When you're in the wager lines, waiting for a chance to give a surely cashier money that you'll probably never see again, you have many chances to see all sorts of race fans. Churchill Downs is an old boys club to be sure. Men with money bring their wives who are living off of it to an event that they dare not miss. Twentysomethings and the very elderly alike arrived at Churchill Downs in costume. The ridiculousness was in the irony not on display. When a skinny woman in a bright canary dress spills her mimosa on her shoes because she's too preoccupied fiddling with te feathers on her gigantic top hat that she's clearly not comfortable wearing, the idea that all of here are classy sports enthusiasts is just as difficult to swallow as a second mint julep. Seriously, those things are awful.

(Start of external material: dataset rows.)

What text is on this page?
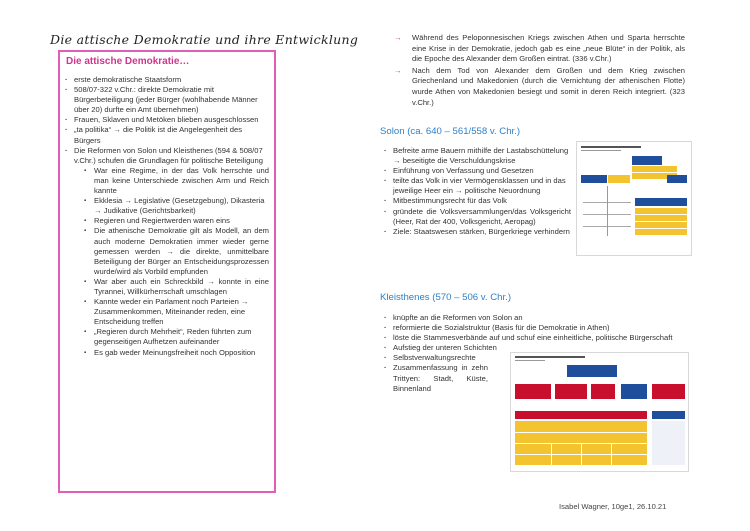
Die attische Demokratie und ihre Entwicklung
Die attische Demokratie…
· erste demokratische Staatsform
· 508/07-322 v.Chr.: direkte Demokratie mit Bürgerbeteiligung (jeder Bürger (wohlhabende Männer über 20) durfte ein Amt übernehmen)
· Frauen, Sklaven und Metöken blieben ausgeschlossen
· „ta politika“ → die Politik ist die Angelegenheit des Bürgers
· Die Reformen von Solon und Kleisthenes (594 & 508/07 v.Chr.) schufen die Grundlagen für politische Beteiligung
▪ War eine Regime, in der das Volk herrschte und man keine Unterschiede zwischen Arm und Reich kannte
▪ Ekklesia → Legislative (Gesetzgebung), Dikasteria → Judikative (Gerichtsbarkeit)
▪ Regieren und Regiertwerden waren eins
▪ Die athenische Demokratie gilt als Modell, an dem auch moderne Demokratien immer wieder gerne gemessen werden → die direkte, unmittelbare Beteiligung der Bürger an Entscheidungsprozessen wurde/wird als Vorbild empfunden
▪ War aber auch ein Schreckbild → konnte in eine Tyrannei, Willkürherrschaft umschlagen
▪ Kannte weder ein Parlament noch Parteien → Zusammenkommen, Miteinander reden, eine Entscheidung treffen
▪ „Regieren durch Mehrheit“, Reden führten zum gegenseitigen Aufhetzen aufeinander
▪ Es gab weder Meinungsfreiheit noch Opposition
→ Während des Peloponnesischen Kriegs zwischen Athen und Sparta herrschte eine Krise in der Demokratie, jedoch gab es eine „neue Blüte“ in der Politik, als die Epoche des Alexander dem Großen eintrat. (336 v.Chr.)
→ Nach dem Tod von Alexander dem Großen und dem Krieg zwischen Griechenland und Makedonien (durch die Vernichtung der athenischen Flotte) wurde Athen von Makedonien besiegt und somit in deren Reich integriert. (323 v.Chr.)
Solon (ca. 640 – 561/558 v. Chr.)
· Befreite arme Bauern mithilfe der Lastabschüttelung
→ beseitigte die Verschuldungskrise
· Einführung von Verfassung und Gesetzen
· teilte das Volk in vier Vermögensklassen und in das jeweilige Heer ein → politische Neuordnung
· Mitbestimmungsrecht für das Volk
· gründete die Volksversammlungen/das Volksgericht (Heer, Rat der 400, Volksgericht, Aeropag)
· Ziele: Staatswesen stärken, Bürgerkriege verhindern
Kleisthenes (570 – 506 v. Chr.)
· knüpfte an die Reformen von Solon an
· reformierte die Sozialstruktur (Basis für die Demokratie in Athen)
· löste die Stammesverbände auf und schuf eine einheitliche, politische Bürgerschaft
· Aufstieg der unteren Schichten
· Selbstverwaltungsrechte
· Zusammenfassung in zehn Trittyen: Stadt, Küste, Binnenland
Isabel Wagner, 10ge1, 26.10.21
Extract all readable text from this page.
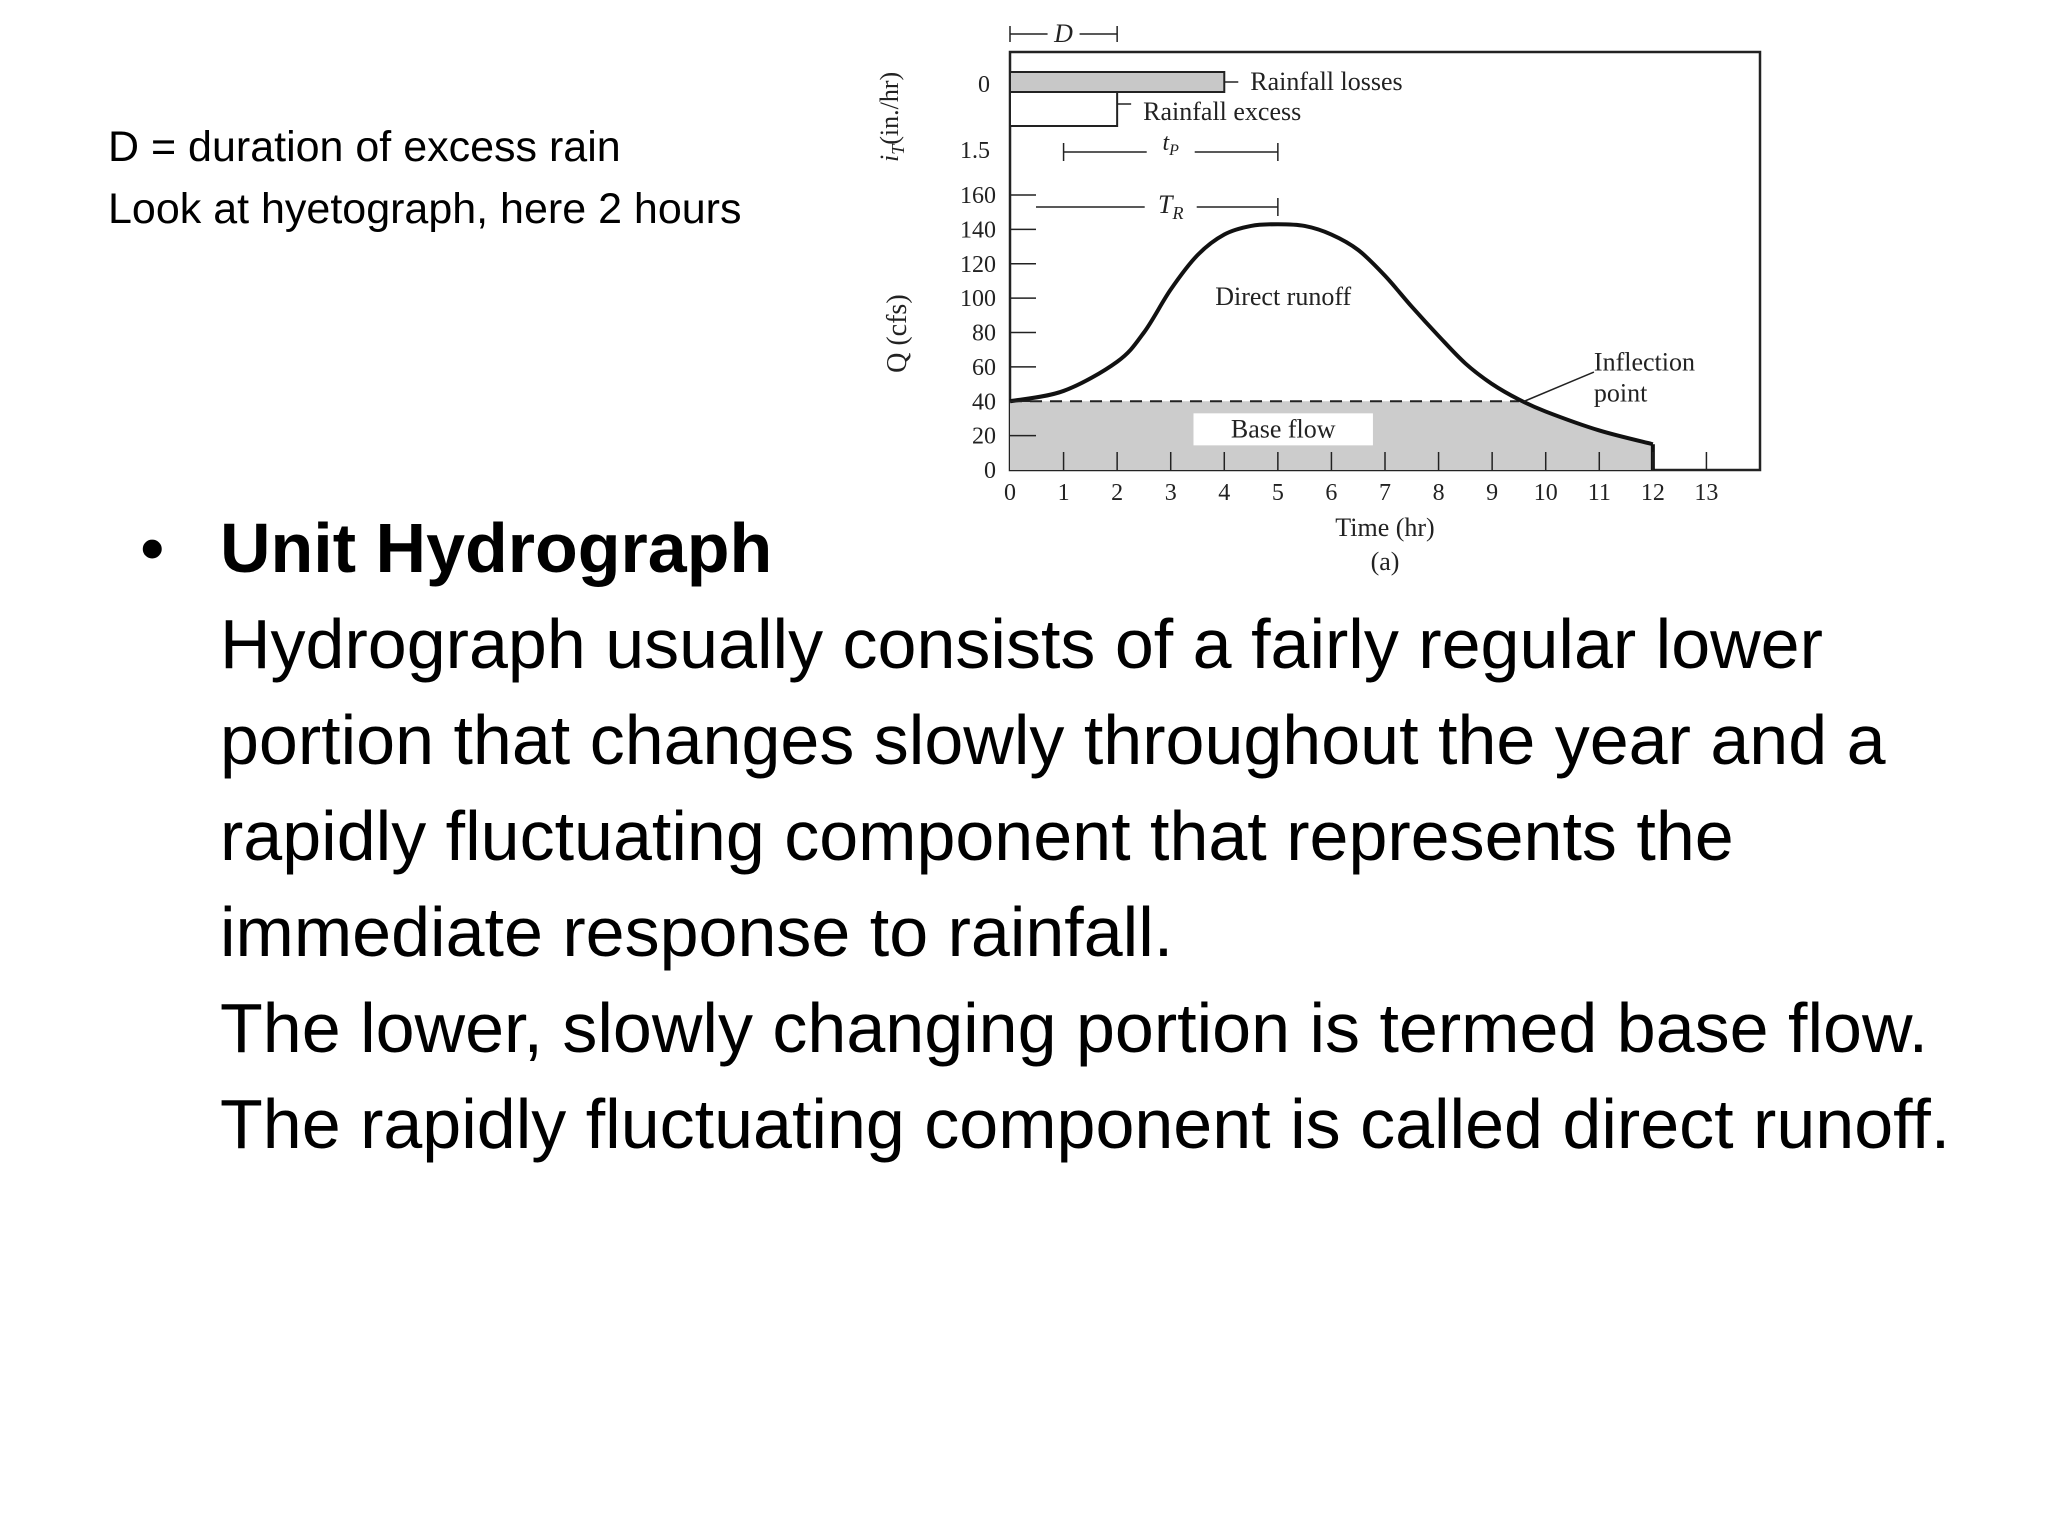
D = duration of excess rain
Look at hyetograph, here 2 hours
Rainfall losses
Rainfall excess
0
1.5
$i_T(in./hr)$
D
$t_P$
$T_R$
0
20
40
60
80
100
120
140
160
Q (cfs)
0 1 2 3 4 5 6 7 8 9 10 11 12 13
Time (hr)
(a)
Direct runoff
Base flow
Inflection
point
• Unit Hydrograph

Hydrograph usually consists of a fairly regular lower portion that changes slowly throughout the year and a rapidly fluctuating component that represents the immediate response to rainfall.

The lower, slowly changing portion is termed base flow. The rapidly fluctuating component is called direct runoff.
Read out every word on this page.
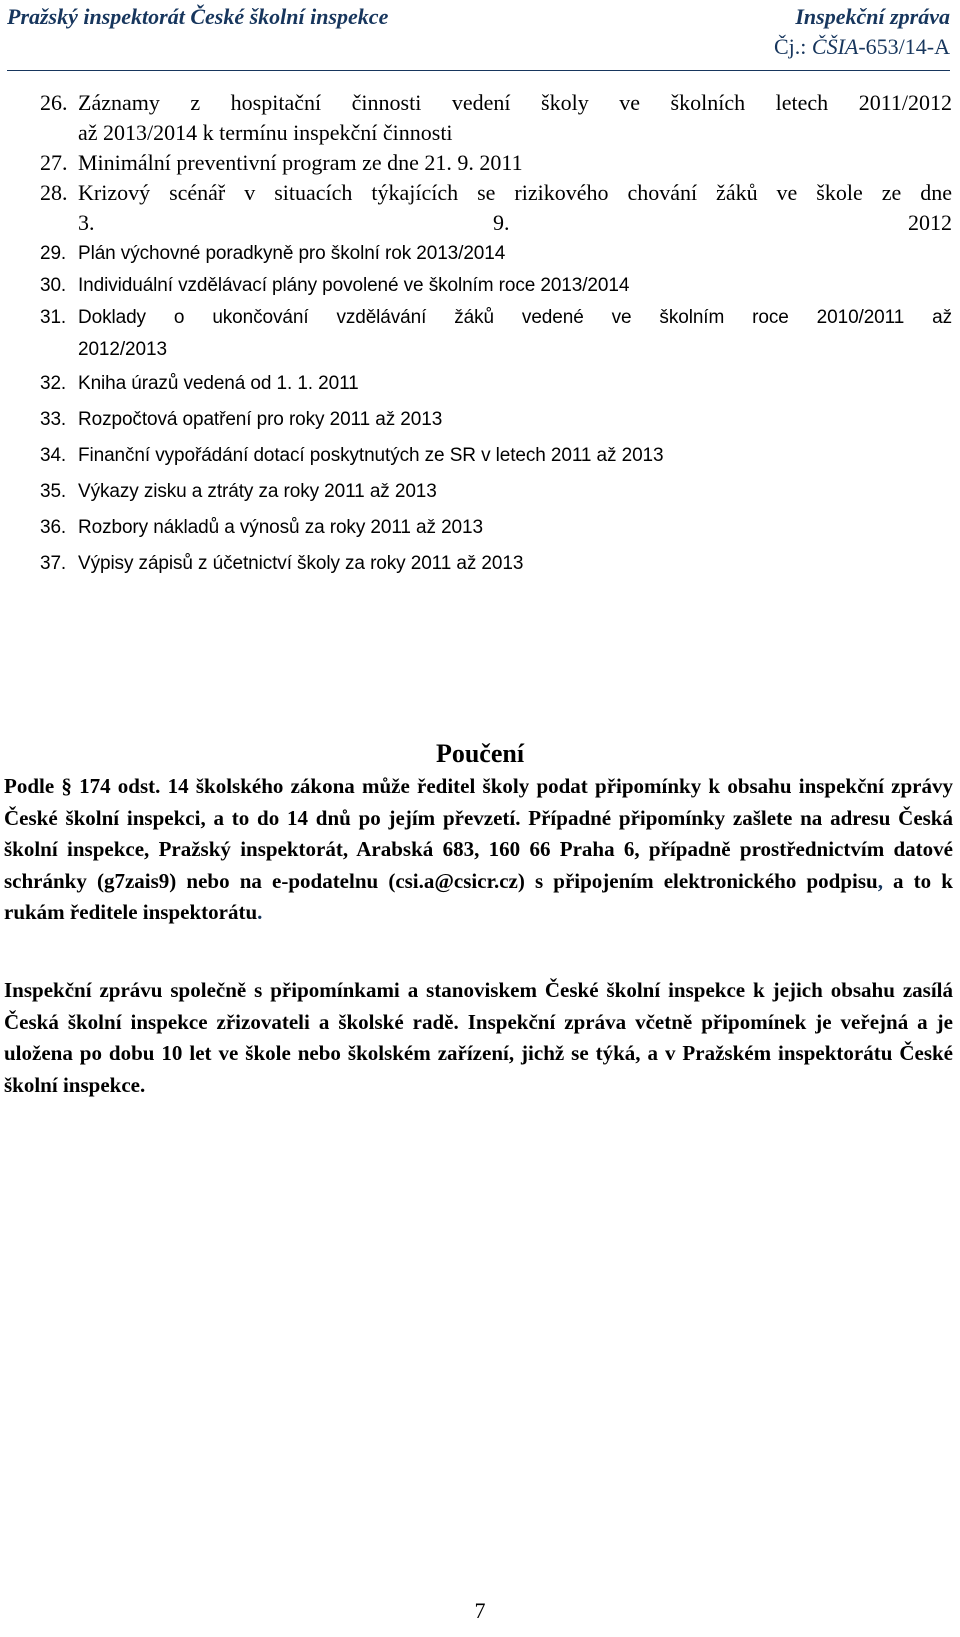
Pražský inspektorát České školní inspekce	Inspekční zpráva
Čj.: ČŠIA-653/14-A
26. Záznamy z hospitační činnosti vedení školy ve školních letech 2011/2012
až 2013/2014 k termínu inspekční činnosti
27. Minimální preventivní program ze dne 21. 9. 2011
28. Krizový scénář v situacích týkajících se rizikového chování žáků ve škole ze dne
3. 9. 2012
29. Plán výchovné poradkyně pro školní rok 2013/2014
30. Individuální vzdělávací plány povolené ve školním roce 2013/2014
31. Doklady o ukončování vzdělávání žáků vedené ve školním roce 2010/2011 až
2012/2013
32. Kniha úrazů vedená od 1. 1. 2011
33. Rozpočtová opatření pro roky 2011 až 2013
34. Finanční vypořádání dotací poskytnutých ze SR v letech 2011 až 2013
35. Výkazy zisku a ztráty za roky 2011 až 2013
36. Rozbory nákladů a výnosů za roky 2011 až 2013
37. Výpisy zápisů z účetnictví školy za roky 2011 až 2013
Poučení

Podle § 174 odst. 14 školského zákona může ředitel školy podat připomínky k obsahu inspekční zprávy České školní inspekci, a to do 14 dnů po jejím převzetí. Případné připomínky zašlete na adresu Česká školní inspekce, Pražský inspektorát, Arabská 683, 160 66 Praha 6, případně prostřednictvím datové schránky (g7zais9) nebo na e-podatelnu (csi.a@csicr.cz) s připojením elektronického podpisu, a to k rukám ředitele inspektorátu.

Inspekční zprávu společně s připomínkami a stanoviskem České školní inspekce k jejich obsahu zasílá Česká školní inspekce zřizovateli a školské radě. Inspekční zpráva včetně připomínek je veřejná a je uložena po dobu 10 let ve škole nebo školském zařízení, jichž se týká, a v Pražském inspektorátu České školní inspekce.

7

At the races, showing up in a low-cut prom dresses and large hats or suits that make its wearers appear to own plantations is not only acceptable, it's expected. But taken out of context, if any of the people at the races los their way and wound up in another state in their getup, they would immediately be checked into the nearest looney bin.

Churchill Downs is a fraternity, replacing sophomoric paddles with cigars and handshakes and tourists affecting a southern cadence when they speak. Pledge week happens every 40 minutes and if you don't win money, you're just another sucker inexplicably wearing a bowtie.

On Friday, I bet the winning horse 3-of-7 times, came out of the day down $80 (I did win a hot dog from my girlfriend, which emotionally counted as about $25) and got to see the Oaks favorite Rachel Alexandra beat the field by 20 1/4-lengths, an Oaks record. Rachel Alexandra was such a fast horse that the common belief is that she could have won the Derby had she been entered into it. (Editor's note: Calvin Borel, the jockey who rode Rachel Alexandra to victory on Friday, also rode the 50-1 shot Mine That Bird to a shocking Derby victory one day later. Two days after that the cheapskates that owned Rachel Alexandra sold her to a wealthier stable and they will enter the filly to race among the mares in the Preakness Stakes later this month. Borel chose the female horse to ride in the Preakness instead of the Derby Winner. Rachel Alexandra is only the third filly to run in the Preakness and Borel is only the third jockey to switch off the Derby winner before the Preakness).

The win was breathtaking and brilliant, even for a novice like myself. Imagine your first basketball experience being witness to a LeBron James triple-double? What if all you knew of baseball was an Albert Pujols home run? I don't doubt that Rachel Alexandra's ass-whuppin' was on the same level and therefore bore a new race fan in me.

Afterwards, I heard Adrian Brody was at the race, along with various brats from MTV shows. When did I hear this? Les than 60 seconds after Rachel Alexandra's run, purloined from a text message off a young woman's iPhone. Then the conversation buzzing aroud the group to my left turned into Kim Kardashian's Barnstable party and where in the grandstands Michael Jordan might have been. Not the horse, or the nex day's derby or the spectator's winnings or losongs. None of that mattered because in Louisville, it's about the spectators, not what they';re are spectating.

And the only thing more shameful than the fans' attentionto the eent was how hard I tried to evesdrop the last conversation long enough to find out where Jordan was hiding.

You hafta admit, it would have been awesome to rub elbows with Mike.